Relationship rules and referential integrity
- Databases are aware of the relationships we define and prevent users from adding or modifying data that would violate those relationships. This is referred to as referential integrity.
- Can be used in deleting records or prevent deletion.
- e.g. Delete a customer’s orders when we delete the customer
- or prevent deletion of a dish that is someone’s favorite dish.
- Can be used in deleting records or prevent deletion.
Normalization Rules
- First normal form (1NF)
- Values in each cell are atomic
- Each field has one piece of data
- Tables have no repeating groups
- No duplicate rows
- Order of rows is not important to the data
- Values in each cell are atomic
- Second normal form (2NF)
- No value in the table should depend only on part of a key that can be used to uniquely identify a row
- e.g. since BSC4452 is always called “Computational Tools for Research in Biology” a classes table should not have both a course number and course name column–we know the name, based on the course number.
- No value in the table should depend only on part of a key that can be used to uniquely identify a row
- Third normal form (3NF)
- Values should not ve stored if they can be calculated from another non-key field.
- e.g. We should not store birthdays and ages, or price, discount and discounted price–the discounted price can be determined from price and discount.
- Values should not ve stored if they can be calculated from another non-key field.
- Denormalization
- The process of intentionally breaking a rule of normalization
Creating a database
If you want to follow along with making a database in sqlite on HiPerGator, here are the commands to use. We will see right from the start that sqlite uses different commands, especially in the DDL (data definital language) portion of SQL. There are several dot commands, like .open
, .database
, .help
(a very handy one) for many commands that other databases use SQL for.

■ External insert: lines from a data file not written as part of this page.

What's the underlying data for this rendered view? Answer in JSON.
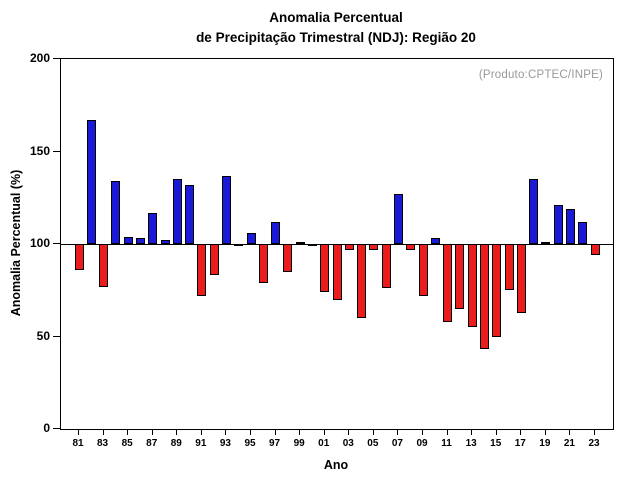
{
  "title": {
    "line1": "Anomalia Percentual",
    "line2": "de Precipitação Trimestral (NDJ): Região 20"
  },
  "annotation": "(Produto:CPTEC/INPE)",
  "axes": {
    "ylabel": "Anomalia Percentual (%)",
    "xlabel": "Ano"
  },
  "colors": {
    "above_baseline": "#1a1ad6",
    "below_baseline": "#ea1c1c",
    "bar_border": "#000000",
    "annotation_gray": "#999999"
  },
  "chart_data": {
    "type": "bar",
    "title": "Anomalia Percentual de Precipitação Trimestral (NDJ): Região 20",
    "xlabel": "Ano",
    "ylabel": "Anomalia Percentual (%)",
    "ylim": [
      0,
      200
    ],
    "yticks": [
      0,
      50,
      100,
      150,
      200
    ],
    "baseline": 100,
    "grid": false,
    "legend": "none",
    "annotation": "(Produto:CPTEC/INPE)",
    "bar_color_rule": "blue above 100, red below 100",
    "categories": [
      "81",
      "82",
      "83",
      "84",
      "85",
      "86",
      "87",
      "88",
      "89",
      "90",
      "91",
      "92",
      "93",
      "94",
      "95",
      "96",
      "97",
      "98",
      "99",
      "00",
      "01",
      "02",
      "03",
      "04",
      "05",
      "06",
      "07",
      "08",
      "09",
      "10",
      "11",
      "12",
      "13",
      "14",
      "15",
      "16",
      "17",
      "18",
      "19",
      "20",
      "21",
      "22",
      "23"
    ],
    "values": [
      86,
      167,
      77,
      134,
      104,
      103,
      117,
      102,
      135,
      132,
      72,
      83,
      137,
      99,
      106,
      79,
      112,
      85,
      101,
      99,
      74,
      70,
      97,
      60,
      97,
      76,
      127,
      97,
      72,
      103,
      58,
      65,
      55,
      43,
      50,
      75,
      63,
      135,
      101,
      121,
      119,
      112,
      94
    ],
    "xtick_label_every": 2
  }
}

First we need to load the module and open sqlite3:
module load sqlite
sqlite3
- Now in sqlite3, I can create the Restaurant database:
- Standard SQL
CREATE DATABASE Restaurant;
- sqlite:
.open Restaurant
- There isn’t a
.create
command, just open it and it is created… - The
.databases
command shows the open database
sqlite> .open Restaurant sqlite> .databases seq name file --- --------- -------------------------- 0 main /home/magitz/Restaurant sqlite>
- Standard SQL
- Now we can create the table. This is more or less standard SQL syntax, though sqlite doesn’t (and suggests against using) the AUTO_INCREMENT statement and also doesn’t need a NOT NULL on the PRIMARY KEY column. Here’s the code:
CREATE TABLE Customers (
CustomerID INTEGER PRIMARY KEY ,
FirstName TEXT NOT NULL,
LastName TEXT NOT NULL,
Email TEXT,
Address TEXT, City TEXT , State TEXT,
Phone TEXT NOT NULL,
Birthday DATE,
FavoriteDish REFERENCES Dishes(DishID_)
);
- Watch the rest of the videos, but we don’t have the database to do the queries. We will have exercises similar to this, but just watch for now and take in the ideas.
Joining tables
This section is really important for databases as it is one of the best features of databases. Don’t worry about the code used, but focus on the idea of taking information from different tables and joining that into a query result.
Modifying data
One thing that is touched on here is that there is no undo button in databases. Modifications to databases can be catastrophic when things go wrong…be careful, and for the most part, use carefully tested code to work with databases rather than typing SQL directly as the demos show.